Altun burada yaptığı konuşmada, Batılı insan hakları paradigmasının çöktüğü bir devirde, bu programı özgür bir arayış ve bilinçlenme imkanı olarak değerlendirdiğini söyledi.
Batılı insan hakları paradigmasının, en başından itibaren Batı dünya hegemonyasını legalleştirmek için kurulduğunu ve kullanıldığını belirten Altun, bu paradigmanın son 30 yılda nasıl çöktüğünü, Afganistan’da, Irak’ta ve Gazze’de gördüklerini kaydetti.
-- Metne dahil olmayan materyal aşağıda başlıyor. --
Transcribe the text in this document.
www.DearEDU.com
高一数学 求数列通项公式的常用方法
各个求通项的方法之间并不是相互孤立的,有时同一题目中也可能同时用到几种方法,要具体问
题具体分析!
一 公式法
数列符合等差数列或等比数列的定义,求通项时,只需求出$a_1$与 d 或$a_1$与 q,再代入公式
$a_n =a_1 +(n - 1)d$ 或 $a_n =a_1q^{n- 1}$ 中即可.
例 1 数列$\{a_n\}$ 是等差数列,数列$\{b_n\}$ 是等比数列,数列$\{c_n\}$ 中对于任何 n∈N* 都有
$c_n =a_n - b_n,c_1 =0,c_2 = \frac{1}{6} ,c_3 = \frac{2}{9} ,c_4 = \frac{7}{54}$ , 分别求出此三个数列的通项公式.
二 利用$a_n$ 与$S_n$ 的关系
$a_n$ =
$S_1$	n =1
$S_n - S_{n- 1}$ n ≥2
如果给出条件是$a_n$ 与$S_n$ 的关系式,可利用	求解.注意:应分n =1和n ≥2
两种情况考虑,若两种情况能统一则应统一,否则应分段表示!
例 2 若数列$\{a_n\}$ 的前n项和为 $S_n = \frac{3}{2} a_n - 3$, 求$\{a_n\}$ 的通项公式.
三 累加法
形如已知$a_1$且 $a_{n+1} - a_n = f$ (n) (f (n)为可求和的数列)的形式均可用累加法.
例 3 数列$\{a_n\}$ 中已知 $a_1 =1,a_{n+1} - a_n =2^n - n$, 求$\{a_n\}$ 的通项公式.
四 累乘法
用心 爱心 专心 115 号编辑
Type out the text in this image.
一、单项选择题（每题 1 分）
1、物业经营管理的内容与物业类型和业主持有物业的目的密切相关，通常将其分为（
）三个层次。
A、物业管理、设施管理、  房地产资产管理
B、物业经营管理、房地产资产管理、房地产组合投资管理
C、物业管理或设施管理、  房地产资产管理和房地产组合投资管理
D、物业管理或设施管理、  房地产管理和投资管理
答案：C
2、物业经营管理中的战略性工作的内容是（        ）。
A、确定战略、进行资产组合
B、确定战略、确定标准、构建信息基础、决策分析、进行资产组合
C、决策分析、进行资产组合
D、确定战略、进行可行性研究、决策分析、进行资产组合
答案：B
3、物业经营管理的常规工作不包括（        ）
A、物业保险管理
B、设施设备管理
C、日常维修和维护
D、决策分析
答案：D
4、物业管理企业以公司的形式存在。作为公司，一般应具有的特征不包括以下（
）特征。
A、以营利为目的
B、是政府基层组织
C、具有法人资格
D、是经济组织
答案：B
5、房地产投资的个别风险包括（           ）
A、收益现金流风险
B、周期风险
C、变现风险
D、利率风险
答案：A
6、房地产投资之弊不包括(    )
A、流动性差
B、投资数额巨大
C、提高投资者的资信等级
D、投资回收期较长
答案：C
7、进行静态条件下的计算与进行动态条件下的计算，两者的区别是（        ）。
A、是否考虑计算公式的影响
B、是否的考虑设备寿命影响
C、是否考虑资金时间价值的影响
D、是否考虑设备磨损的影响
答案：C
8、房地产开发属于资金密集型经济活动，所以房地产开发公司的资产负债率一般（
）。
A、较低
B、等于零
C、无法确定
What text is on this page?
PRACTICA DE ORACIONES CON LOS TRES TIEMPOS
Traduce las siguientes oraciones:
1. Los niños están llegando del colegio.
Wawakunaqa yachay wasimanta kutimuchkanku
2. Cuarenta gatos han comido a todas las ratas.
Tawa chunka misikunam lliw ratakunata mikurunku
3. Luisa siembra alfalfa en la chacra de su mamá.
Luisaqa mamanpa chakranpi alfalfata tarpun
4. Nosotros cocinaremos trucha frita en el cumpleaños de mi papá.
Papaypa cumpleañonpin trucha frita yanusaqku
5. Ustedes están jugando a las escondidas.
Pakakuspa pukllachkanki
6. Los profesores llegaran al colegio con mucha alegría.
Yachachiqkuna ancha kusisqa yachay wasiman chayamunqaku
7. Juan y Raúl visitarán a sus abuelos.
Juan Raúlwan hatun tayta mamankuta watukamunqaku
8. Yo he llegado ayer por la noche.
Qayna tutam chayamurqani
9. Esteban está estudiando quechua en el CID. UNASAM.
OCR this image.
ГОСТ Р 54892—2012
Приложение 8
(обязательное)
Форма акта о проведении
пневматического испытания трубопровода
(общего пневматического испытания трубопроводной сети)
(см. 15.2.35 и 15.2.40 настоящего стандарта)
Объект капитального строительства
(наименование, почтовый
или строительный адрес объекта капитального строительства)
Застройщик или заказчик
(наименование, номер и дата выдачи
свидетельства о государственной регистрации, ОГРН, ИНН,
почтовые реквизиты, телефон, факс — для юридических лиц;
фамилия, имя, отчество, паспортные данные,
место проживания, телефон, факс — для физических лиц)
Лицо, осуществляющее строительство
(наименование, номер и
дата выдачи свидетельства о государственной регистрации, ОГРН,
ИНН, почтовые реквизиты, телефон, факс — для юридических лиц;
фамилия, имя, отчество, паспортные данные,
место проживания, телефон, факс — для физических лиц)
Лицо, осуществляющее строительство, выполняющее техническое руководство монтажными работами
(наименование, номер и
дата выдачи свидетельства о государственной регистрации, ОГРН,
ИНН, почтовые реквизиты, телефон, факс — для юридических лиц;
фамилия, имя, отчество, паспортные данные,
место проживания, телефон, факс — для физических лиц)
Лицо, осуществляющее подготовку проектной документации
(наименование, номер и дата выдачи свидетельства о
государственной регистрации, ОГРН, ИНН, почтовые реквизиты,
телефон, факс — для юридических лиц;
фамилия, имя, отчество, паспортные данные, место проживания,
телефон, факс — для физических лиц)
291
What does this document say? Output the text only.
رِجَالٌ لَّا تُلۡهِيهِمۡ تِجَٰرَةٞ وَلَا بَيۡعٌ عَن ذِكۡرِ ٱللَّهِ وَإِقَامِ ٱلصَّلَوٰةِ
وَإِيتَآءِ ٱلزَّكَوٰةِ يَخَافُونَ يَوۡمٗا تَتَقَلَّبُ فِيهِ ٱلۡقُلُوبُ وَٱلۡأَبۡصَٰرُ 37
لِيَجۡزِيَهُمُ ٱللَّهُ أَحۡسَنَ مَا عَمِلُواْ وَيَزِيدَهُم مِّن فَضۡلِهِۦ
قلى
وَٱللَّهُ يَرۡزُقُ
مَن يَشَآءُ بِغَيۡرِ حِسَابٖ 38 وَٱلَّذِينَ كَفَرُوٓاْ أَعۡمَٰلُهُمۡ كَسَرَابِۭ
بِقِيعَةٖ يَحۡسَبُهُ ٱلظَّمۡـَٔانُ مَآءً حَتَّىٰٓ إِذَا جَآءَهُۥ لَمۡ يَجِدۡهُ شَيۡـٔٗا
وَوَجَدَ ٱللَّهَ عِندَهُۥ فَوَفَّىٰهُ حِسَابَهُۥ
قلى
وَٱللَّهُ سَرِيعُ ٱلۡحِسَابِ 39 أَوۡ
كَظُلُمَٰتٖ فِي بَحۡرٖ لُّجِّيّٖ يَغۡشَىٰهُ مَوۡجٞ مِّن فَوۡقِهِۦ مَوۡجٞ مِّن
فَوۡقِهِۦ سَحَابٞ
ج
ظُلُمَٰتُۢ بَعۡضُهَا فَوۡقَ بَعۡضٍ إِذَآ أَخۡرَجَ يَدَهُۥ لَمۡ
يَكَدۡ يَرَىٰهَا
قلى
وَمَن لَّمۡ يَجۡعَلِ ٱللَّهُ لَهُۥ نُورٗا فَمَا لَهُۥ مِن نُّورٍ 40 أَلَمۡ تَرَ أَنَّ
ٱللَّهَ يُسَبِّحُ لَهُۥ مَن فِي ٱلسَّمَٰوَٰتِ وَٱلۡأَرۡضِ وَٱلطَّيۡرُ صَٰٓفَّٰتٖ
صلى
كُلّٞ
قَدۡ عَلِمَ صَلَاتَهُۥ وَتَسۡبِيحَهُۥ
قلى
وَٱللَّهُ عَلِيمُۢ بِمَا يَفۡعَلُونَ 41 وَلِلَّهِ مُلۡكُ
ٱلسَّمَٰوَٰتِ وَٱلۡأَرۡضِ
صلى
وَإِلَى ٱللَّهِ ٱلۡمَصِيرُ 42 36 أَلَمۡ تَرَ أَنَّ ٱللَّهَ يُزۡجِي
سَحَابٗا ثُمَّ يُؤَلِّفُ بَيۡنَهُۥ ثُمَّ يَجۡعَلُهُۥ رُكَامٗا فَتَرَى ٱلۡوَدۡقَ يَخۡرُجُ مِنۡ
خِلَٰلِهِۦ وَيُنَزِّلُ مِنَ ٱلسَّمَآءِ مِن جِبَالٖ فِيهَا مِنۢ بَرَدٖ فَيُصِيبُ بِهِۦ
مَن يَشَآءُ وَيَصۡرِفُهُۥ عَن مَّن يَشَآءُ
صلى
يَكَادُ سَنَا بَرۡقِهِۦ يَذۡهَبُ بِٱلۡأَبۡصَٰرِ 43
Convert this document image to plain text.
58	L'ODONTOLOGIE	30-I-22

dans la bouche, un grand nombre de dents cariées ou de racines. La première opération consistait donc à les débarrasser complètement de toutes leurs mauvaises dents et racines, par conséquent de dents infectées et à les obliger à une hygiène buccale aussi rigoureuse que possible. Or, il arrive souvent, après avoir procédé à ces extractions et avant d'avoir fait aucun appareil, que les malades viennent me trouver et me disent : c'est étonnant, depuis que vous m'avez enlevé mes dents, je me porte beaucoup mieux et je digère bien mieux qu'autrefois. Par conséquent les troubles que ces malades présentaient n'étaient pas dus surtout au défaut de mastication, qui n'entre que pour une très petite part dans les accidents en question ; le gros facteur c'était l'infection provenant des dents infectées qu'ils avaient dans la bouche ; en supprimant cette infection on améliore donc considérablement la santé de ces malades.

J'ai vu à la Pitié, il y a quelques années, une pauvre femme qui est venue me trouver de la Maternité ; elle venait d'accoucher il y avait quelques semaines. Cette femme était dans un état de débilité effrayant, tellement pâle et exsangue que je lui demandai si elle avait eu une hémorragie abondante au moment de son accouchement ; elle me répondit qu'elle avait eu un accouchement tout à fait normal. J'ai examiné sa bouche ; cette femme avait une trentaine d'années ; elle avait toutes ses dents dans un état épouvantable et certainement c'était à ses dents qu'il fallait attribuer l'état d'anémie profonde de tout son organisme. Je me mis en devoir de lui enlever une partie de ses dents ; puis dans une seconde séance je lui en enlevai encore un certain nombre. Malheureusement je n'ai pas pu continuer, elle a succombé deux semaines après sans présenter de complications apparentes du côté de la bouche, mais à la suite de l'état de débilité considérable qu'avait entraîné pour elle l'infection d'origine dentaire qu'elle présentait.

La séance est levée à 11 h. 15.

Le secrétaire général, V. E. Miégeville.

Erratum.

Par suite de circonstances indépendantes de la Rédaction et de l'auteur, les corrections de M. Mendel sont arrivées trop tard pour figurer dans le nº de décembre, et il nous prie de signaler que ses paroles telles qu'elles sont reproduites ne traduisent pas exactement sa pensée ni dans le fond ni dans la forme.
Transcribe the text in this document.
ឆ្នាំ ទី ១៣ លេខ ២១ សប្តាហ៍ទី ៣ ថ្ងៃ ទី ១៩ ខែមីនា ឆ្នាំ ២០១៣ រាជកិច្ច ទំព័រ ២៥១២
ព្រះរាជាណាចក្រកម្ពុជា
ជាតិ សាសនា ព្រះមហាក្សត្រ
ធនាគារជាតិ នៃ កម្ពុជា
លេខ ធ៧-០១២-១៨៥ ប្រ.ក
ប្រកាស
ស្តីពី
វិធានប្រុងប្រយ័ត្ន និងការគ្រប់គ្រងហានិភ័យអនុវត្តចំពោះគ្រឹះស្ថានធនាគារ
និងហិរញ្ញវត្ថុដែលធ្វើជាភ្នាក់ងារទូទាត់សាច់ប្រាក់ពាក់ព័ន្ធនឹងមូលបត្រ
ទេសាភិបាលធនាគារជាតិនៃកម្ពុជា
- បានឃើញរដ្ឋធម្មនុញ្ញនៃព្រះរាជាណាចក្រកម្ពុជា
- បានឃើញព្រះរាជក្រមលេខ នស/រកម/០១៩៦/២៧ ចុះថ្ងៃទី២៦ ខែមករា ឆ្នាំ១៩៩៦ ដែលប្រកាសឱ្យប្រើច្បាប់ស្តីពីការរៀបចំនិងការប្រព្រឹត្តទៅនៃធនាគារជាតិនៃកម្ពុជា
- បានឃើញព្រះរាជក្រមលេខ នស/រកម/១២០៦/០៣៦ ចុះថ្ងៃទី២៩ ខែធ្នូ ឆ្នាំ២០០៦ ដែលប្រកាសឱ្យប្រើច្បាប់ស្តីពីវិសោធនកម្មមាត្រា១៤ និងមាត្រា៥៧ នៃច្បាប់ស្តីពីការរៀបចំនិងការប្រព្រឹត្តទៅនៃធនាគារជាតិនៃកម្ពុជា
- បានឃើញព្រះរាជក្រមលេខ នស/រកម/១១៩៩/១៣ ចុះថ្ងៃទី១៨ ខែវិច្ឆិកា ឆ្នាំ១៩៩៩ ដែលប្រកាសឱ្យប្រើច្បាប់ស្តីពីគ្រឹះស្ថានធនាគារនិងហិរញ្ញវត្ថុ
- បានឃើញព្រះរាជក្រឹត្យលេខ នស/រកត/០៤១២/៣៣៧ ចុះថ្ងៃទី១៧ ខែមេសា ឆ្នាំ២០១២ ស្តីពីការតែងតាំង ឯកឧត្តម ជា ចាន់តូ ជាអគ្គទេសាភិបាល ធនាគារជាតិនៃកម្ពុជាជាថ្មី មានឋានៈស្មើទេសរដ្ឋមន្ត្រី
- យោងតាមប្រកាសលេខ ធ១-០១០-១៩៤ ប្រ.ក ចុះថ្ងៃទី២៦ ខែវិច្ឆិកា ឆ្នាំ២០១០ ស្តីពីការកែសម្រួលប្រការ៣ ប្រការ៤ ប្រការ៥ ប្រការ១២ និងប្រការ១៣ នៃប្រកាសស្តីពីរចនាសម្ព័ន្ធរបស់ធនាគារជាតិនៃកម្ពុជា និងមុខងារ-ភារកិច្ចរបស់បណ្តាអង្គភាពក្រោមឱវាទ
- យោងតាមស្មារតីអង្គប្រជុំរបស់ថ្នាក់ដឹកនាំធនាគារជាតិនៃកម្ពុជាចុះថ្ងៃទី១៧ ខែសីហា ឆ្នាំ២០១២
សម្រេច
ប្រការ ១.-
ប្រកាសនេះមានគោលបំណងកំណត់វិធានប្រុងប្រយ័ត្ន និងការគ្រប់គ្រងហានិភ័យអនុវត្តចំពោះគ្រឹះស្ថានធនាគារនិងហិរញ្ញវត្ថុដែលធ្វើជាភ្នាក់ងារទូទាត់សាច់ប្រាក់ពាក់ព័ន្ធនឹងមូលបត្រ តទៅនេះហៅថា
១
“DÜNYANIN TEMEL SORUNU ADALET”
Zor bir devirde, çetin bir coğrafyada yaşandığını, krizlerle, belirsizliklerle, çelişkilerle dolu bir periyodun deneyim edildiğini anlatan Altun, bu güç periyotta, bugün yaşanılan dünyanın en temel sıkıntısının “adalet” olduğunu aktardı.
Adaletsizlikle uğraşın Cumhurbaşkanı Recep Tayyip Erdoğan’ın siyasi hareketinin temel bir sıkıntısı olduğunu lisana getiren Altun, Erdoğan’ın artık ise bu çabayı global alanda, dünya sistemi için verdiğini tabir etti.
Karşı karşıya kalınan global adaletsizliğin kaynağında, Batılı sömürge sistemi ve tekrar bu sömürge tertibini pekiştiren, tahkim eden “Batıcı bağımlılık sistemi” olduğunu kaydeden Altun, bugün bu adaletsizlik üreten global sistemin, birçok risk ve krizle karşı karşıya olduğunu aktardı.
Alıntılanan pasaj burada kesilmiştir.